From Iceland — Review of First Two Quarterfinals

Review of First Two Quarterfinals

Published July 3, 2010

Review of First Two Quarterfinals
Brazil vs. Holland
First of all, what a game. What a game! My heart was pounding from the moment Robinho scored the first goal until the final whistle. It wasn’t the most beautiful game ever played, but it was so full of drama you could freeze it, wrap it, and sell it to Twilight fans (just try to tell me Giovanni van Bronckhorst doesn’t sound like the name of a vampire… or Robin van Persie, for that matter). I’m not telling anyone who watched the game anything they don’t know, but the Netherlands were dreadful in the first half. They gave Robinho a goal on a silver platter and he’s simply not a player you can present with that kind of opportunity and not expect to suffer.
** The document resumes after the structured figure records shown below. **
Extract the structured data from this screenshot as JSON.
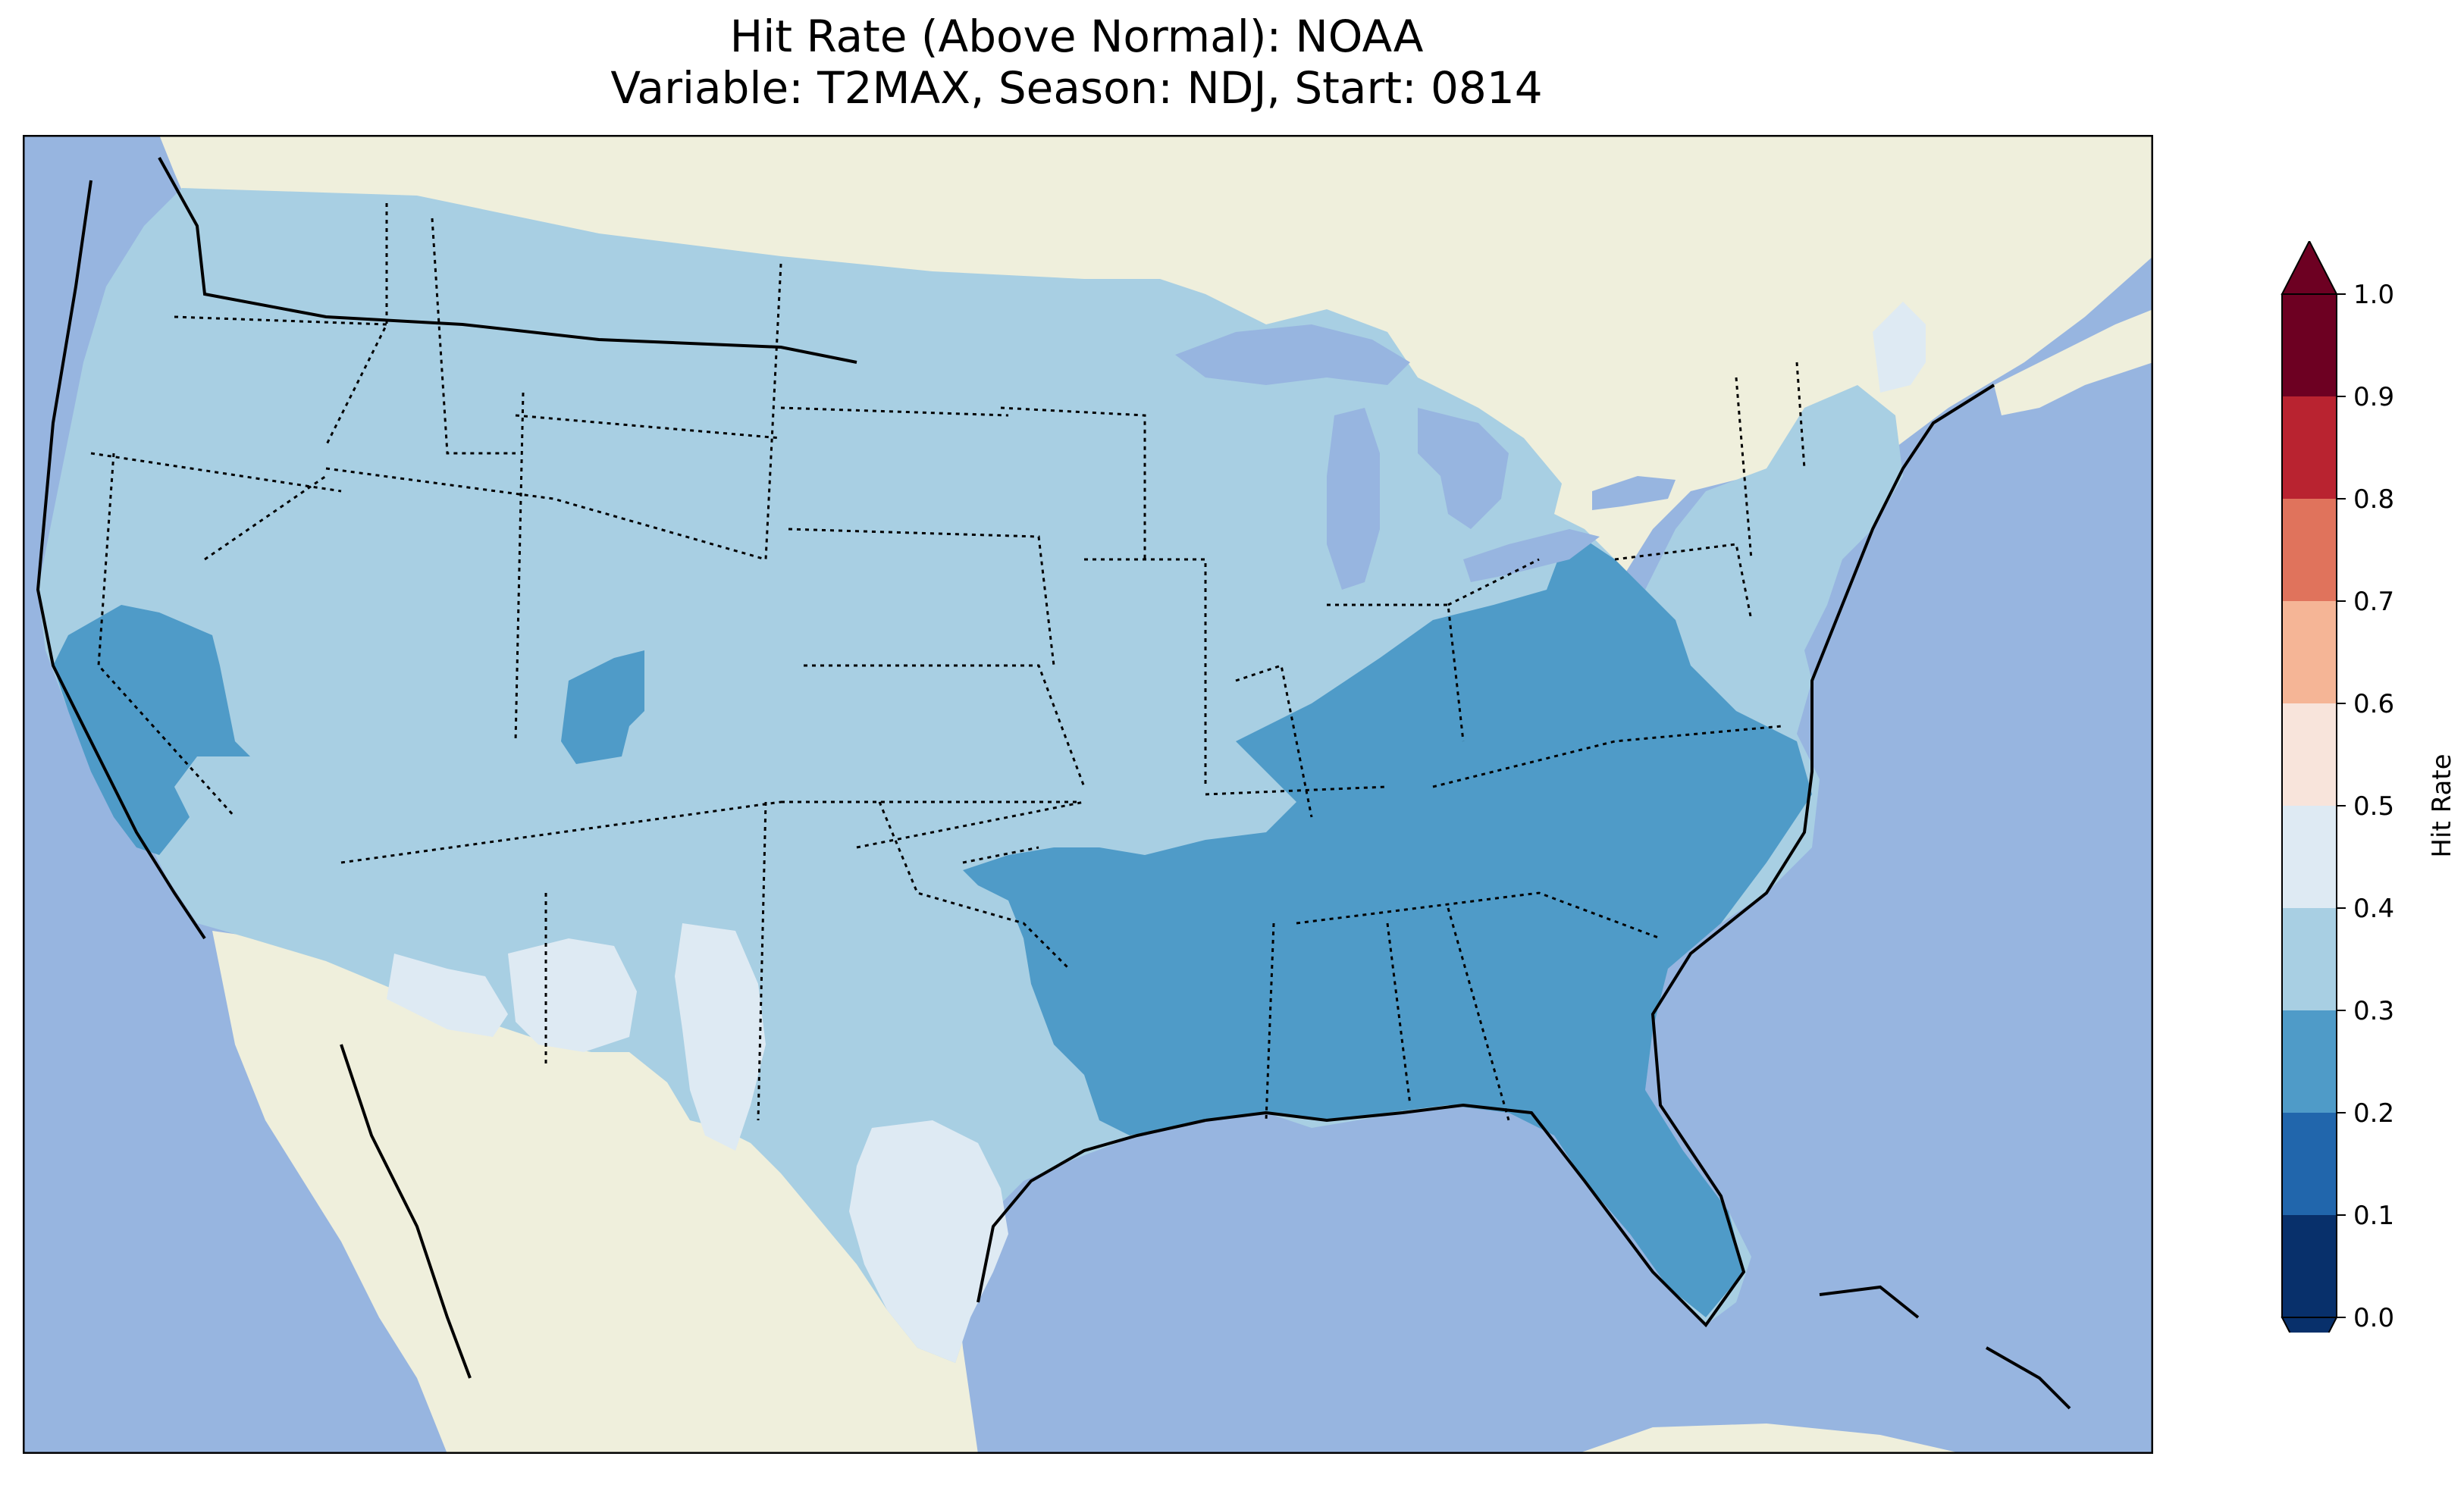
{
  "title": {
    "line1": "Hit Rate (Above Normal): NOAA",
    "line2": "Variable: T2MAX, Season: NDJ, Start: 0814"
  },
  "map": {
    "region": "Contiguous United States",
    "ocean_color": "#97b5e0",
    "land_color": "#efefdc",
    "dominant_value_range": "0.3-0.4",
    "regions": [
      {
        "name": "southeast",
        "value_range": "0.2-0.3"
      },
      {
        "name": "california-coast",
        "value_range": "0.2-0.3"
      },
      {
        "name": "western-colorado",
        "value_range": "0.2-0.3"
      },
      {
        "name": "west-texas-new-mexico",
        "value_range": "0.4-0.5"
      },
      {
        "name": "south-texas",
        "value_range": "0.4-0.5"
      },
      {
        "name": "maine-coast",
        "value_range": "0.4-0.5"
      }
    ]
  },
  "colorbar": {
    "label": "Hit Rate",
    "ticks": [
      "0.0",
      "0.1",
      "0.2",
      "0.3",
      "0.4",
      "0.5",
      "0.6",
      "0.7",
      "0.8",
      "0.9",
      "1.0"
    ],
    "colors": [
      "#08306b",
      "#2166ac",
      "#4f9bc8",
      "#a8cfe3",
      "#deeaf3",
      "#f8e4db",
      "#f5b596",
      "#e0735c",
      "#b92330",
      "#6d0022"
    ],
    "under_color": "#08306b",
    "over_color": "#6d0022",
    "extend": "both"
  }
}
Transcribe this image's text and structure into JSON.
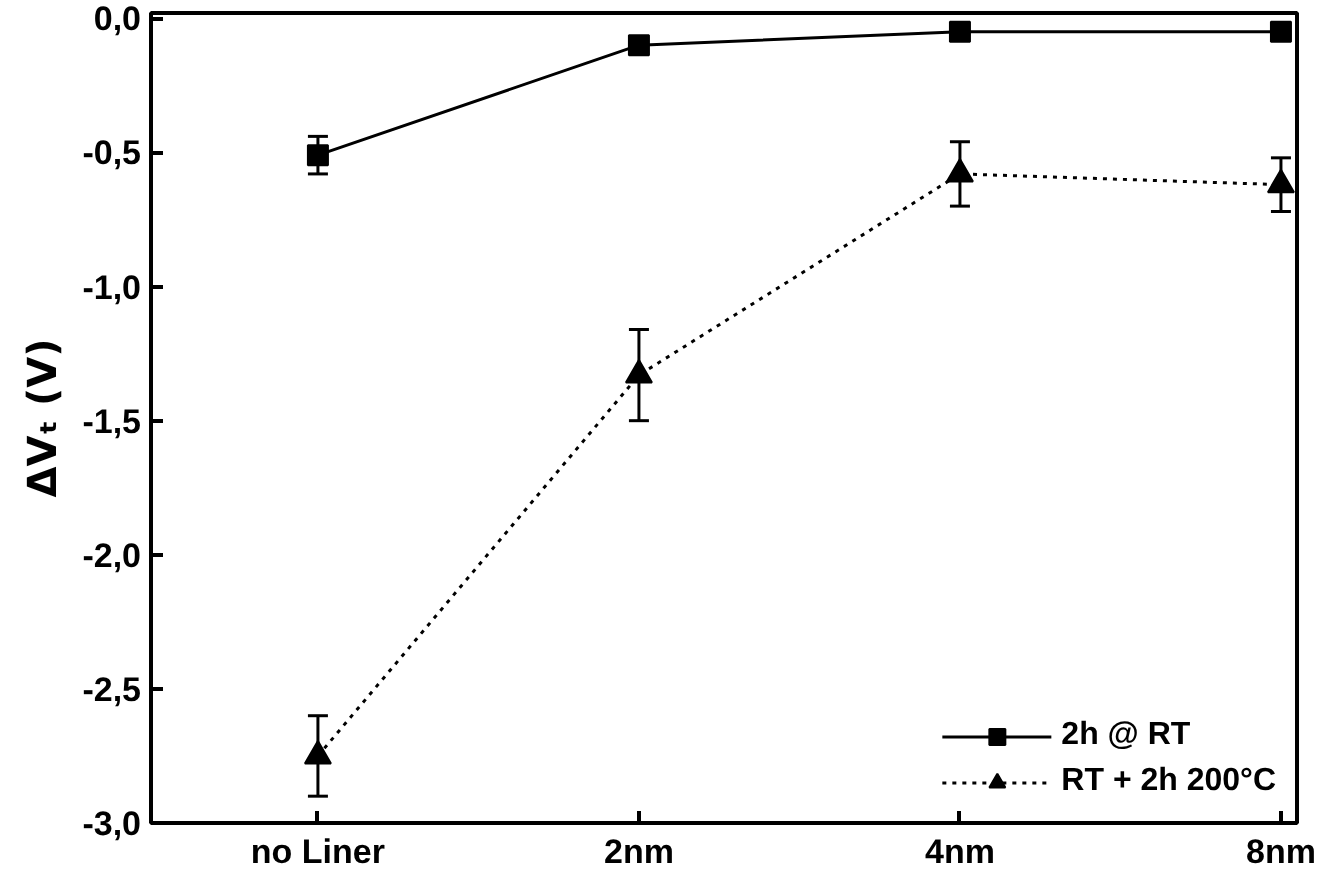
{
  "chart_data": {
    "type": "line",
    "ylabel": "ΔVₜ (V)",
    "categories": [
      "no Liner",
      "2nm",
      "4nm",
      "8nm"
    ],
    "series": [
      {
        "name": "2h @ RT",
        "color": "#000000",
        "values": [
          -0.51,
          -0.1,
          -0.05,
          -0.05
        ],
        "errors": [
          0.07,
          0.02,
          0.02,
          0.02
        ],
        "marker": "square",
        "line_style": "solid"
      },
      {
        "name": "RT + 2h 200°C",
        "color": "#000000",
        "values": [
          -2.75,
          -1.33,
          -0.58,
          -0.62
        ],
        "errors": [
          0.15,
          0.17,
          0.12,
          0.1
        ],
        "marker": "triangle",
        "line_style": "dotted"
      }
    ],
    "ylim": [
      -3.0,
      0.02
    ],
    "yticks": [
      {
        "value": 0,
        "label": "0,0"
      },
      {
        "value": -0.5,
        "label": "-0,5"
      },
      {
        "value": -1.0,
        "label": "-1,0"
      },
      {
        "value": -1.5,
        "label": "-1,5"
      },
      {
        "value": -2.0,
        "label": "-2,0"
      },
      {
        "value": -2.5,
        "label": "-2,5"
      },
      {
        "value": -3.0,
        "label": "-3,0"
      }
    ],
    "grid": false,
    "legend": "bottom right"
  }
}
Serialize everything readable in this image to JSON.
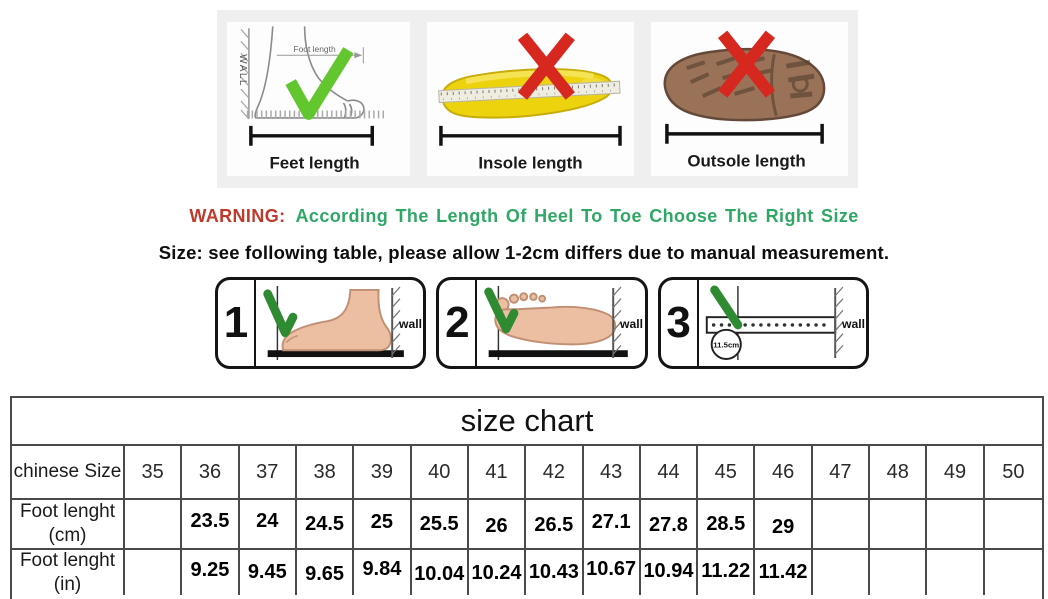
{
  "guide": {
    "panels": [
      {
        "caption": "Feet length",
        "mark": "check",
        "wall_label": "WALL",
        "arrow_label": "Foot length"
      },
      {
        "caption": "Insole length",
        "mark": "cross"
      },
      {
        "caption": "Outsole length",
        "mark": "cross"
      }
    ]
  },
  "warning": {
    "label": "WARNING:",
    "message": "According The Length Of Heel To Toe Choose The Right Size"
  },
  "note": "Size: see following table, please allow 1-2cm differs due to manual measurement.",
  "steps": [
    {
      "number": "1",
      "wall_label": "wall"
    },
    {
      "number": "2",
      "wall_label": "wall"
    },
    {
      "number": "3",
      "wall_label": "wall",
      "ruler_label": "11.5cm"
    }
  ],
  "table": {
    "title": "size chart",
    "row_labels": {
      "size": {
        "line1": "chinese Size"
      },
      "cm": {
        "line1": "Foot lenght",
        "line2": "(cm)"
      },
      "in": {
        "line1": "Foot lenght",
        "line2": "(in)"
      }
    },
    "sizes": [
      "35",
      "36",
      "37",
      "38",
      "39",
      "40",
      "41",
      "42",
      "43",
      "44",
      "45",
      "46",
      "47",
      "48",
      "49",
      "50"
    ],
    "cm_values": [
      "",
      "23.5",
      "24",
      "24.5",
      "25",
      "25.5",
      "26",
      "26.5",
      "27.1",
      "27.8",
      "28.5",
      "29",
      "",
      "",
      "",
      ""
    ],
    "in_values": [
      "",
      "9.25",
      "9.45",
      "9.65",
      "9.84",
      "10.04",
      "10.24",
      "10.43",
      "10.67",
      "10.94",
      "11.22",
      "11.42",
      "",
      "",
      "",
      ""
    ]
  },
  "colors": {
    "warning_red": "#c0392b",
    "warning_green": "#2fa866",
    "check_green": "#62c72e",
    "step_check_green": "#2e8b32",
    "cross_red": "#d6281e",
    "insole_yellow": "#edd20e",
    "outsole_brown": "#9a7257",
    "table_border": "#4a4a4a"
  }
}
That said, the Dutch hiked up their orange underpants and solved the problem of how to beat this Brazil, which no team had managed to do so far. Their solution, run at their left flank and wait them to make mistakes. That’s not a brilliant solution , but in this case it worked. Felipe Melo’s own goal was, frankly, ridiculous, and Brazil looked shaken after that, and Holland managed to press their advantage and score another. Then Melo did his sneaky fouling thing not sneakily enough and got sent off. It was game set and match after that.
But, I want to point to another crucial thing Brazil was missing, Elano. Elano provided Brazil with another avenue of attack. In this game, their attack was Kaká, Fabiano, Robinho, and little else. They’re all great players, but there’s only so many ways these three can combine. Elano is very good at moving into dangerous areas, either drawing a defender creating space for the aforementioned three, or offering a goal-scoring opportunity for Brazil. Losing Elano to an injury he suffered in the Ivory Coast match hurt Brazil offensively. The basic idea with this Brazil team is that they don’t concede goals and then score one or two more than the other teams. That’s not a bad idea, but if you lack attacking options, trying to score when you’re behinf becomes very, very hard for a defensively oriented team playing another defensive team. With Elano, they could have gotten away with that, but without him they were too predictable. And thus the Netherlands, having figured out how to score against Brazil, could fairly easily hold on for the win.
Uruguay vs. Ghana
Heartbreak! Such heartbreak! There’s very little to say about this game, really. These were very evenly matched teams, Uruguay were luckier and more experienced than Ghana, and thus they won. Tactically both teams were very smart, and they made small changes to their formations which shifted the initiative. In the beginning of the first half, Ghana were playing with four defenders, and Uruguay had total control of the midfield. After about 20-25 minutes Pantsil started pushing up into the midfield and Ghana took control. Their goal came out of nowhere, but goals often do. In the second half, Forlán started roaming all over the field, taking control of the Uruguayan set-up, and Uruguay became much more dangerous. The goal, again, came out of little, a silly foul, and a goal from a free kick. Both goals probably wouldn’t have happened with a less wibbly-wobbly ball than the Jabulani but those are the breaks. In extra time, Uruguay had the better of it to begin with, but the fresh mind and legs of substitute Stephen Appiah started to put the hurt on dead tired defenders Fucile and Victorino, and Ghana overran Uruguay. And they should’ve scored, but Suárez did what every quick-thinking footballer would’ve done in a quarterfinal match in the World Cup, he cheated, and used his hands to keep the ball from entering the net. And the designated penalty-taker, Asamoah Gyan, injured, tired, young, blew his chance. And then Uruguay went on to win the penalty shootout.
It is with a sad heart I say goodbye to Ghana. I liked them in 2006, but they really won my heart this year. They have a young team and, historically, the smartest footballing association on their continent, so they should be excellent in 2014. But that won’t make them, the entirety of Africa, in fact, most everyone in the world who cares about football, feel any better about seeing them lose this match. My heart goes out to the Ghanaian team.
I will write about Argentina vs. Germany, but I will miss Spain vs. Paraguay, because I have my own sporting event to participate in at the same time.